MENJELANG tutup tahun 2011 Fighting Cocks Group Yogyakarta memiliki dua program pameran di dua tempat strategis sekaligus yakni Philo Art Space (Jakarta) dan Gaya Fusion Art Space (Bali). Agenda ini tidak terhitung dengan agenda-agenda pribadi para seniman anggotanya setelah sebelumnya Zam Kamil dan Moch Basori meramaikan pameran Kelompok Spirit ’90 di Griya Santrian Gallery (Bali) sementara Nurul ‘Acil’ Hayat bergabung dengan Sanggar Suwung Yogyakarta untuk berpameran di Bentara Budaya Yogyakarta dan sebelumnya melakukan kolaborasi dengan seniman Austria di Sewon Art Space (Yogyakarta).
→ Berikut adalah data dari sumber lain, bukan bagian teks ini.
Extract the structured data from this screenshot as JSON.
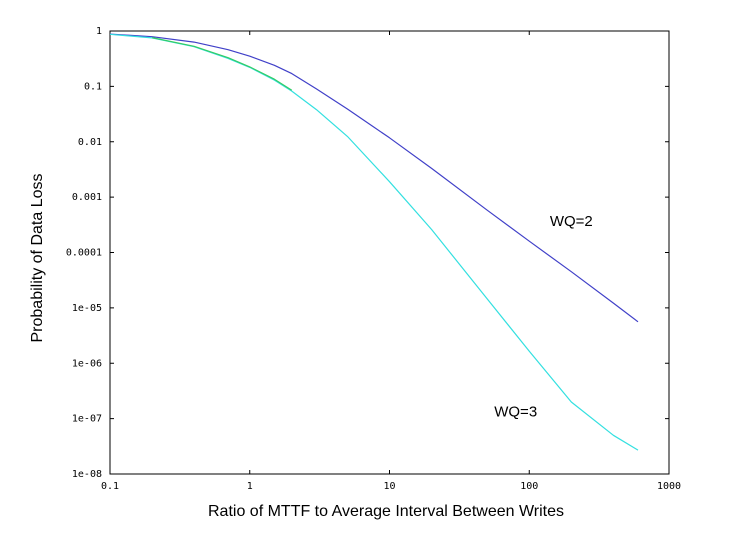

Pameran bersama di Philo Art Space bertajuk ‘Tubuh-tubuh Margin’ berlangsung pada tanggal 26 September hingga 10 Oktober 2011. Pameran dengan kurator Tommy F. Awuy itu mengetengahkan sekitar 21 karya terbaru. Pada saat yang sama, pameran ‘Celebrating The Body’ di Gaya Fusion Art Space pun berlangsung pada tanggal 2 Oktober hingga 2 November 2011.



Salah satu hal yang menarik adalah pada setiap event yang diselenggarakan oleh Fighting Cocks Group (diluar event mandiri lainnya) selalu melibatkan seniman-seniman lain. Lihat saja pameran di Philo Art Space, Fighting Cocks Group menggandeng Priyaris Munandar dan Iqrar Dinata. Sementara I Made Wiradana dan Ida Bagus Purwa diajak bergabung dalam pameran di Gaya Fusion Art Space. Memang kelompok ini menyadari sepenuhnya untuk menggunakan setiap event yang ada sebagai wahana dalam rangka memperluas jejaring dengan sesama seniman maupun institusi stakeholder seni rupa lainnya. Bahkan tidak tertutup kemungkinan untuk mengajak institusi lain di luar ruang lingkup seni rupa dalam konteks event-event yang tidak saja ‘memamerkan’ karya-karya seni rupa namun juga proses berkaryanya itu sendiri (workshop).

Zam Kamil-5 AGUSTUSOil on canvas, 130 x 130 cm, 2010

‘Celebrating The Body’ mengangkat tubuh sebagai kerangka landasan atas narasi visual yang dirangkai oleh seniman-seniman Fighting Cocks Group.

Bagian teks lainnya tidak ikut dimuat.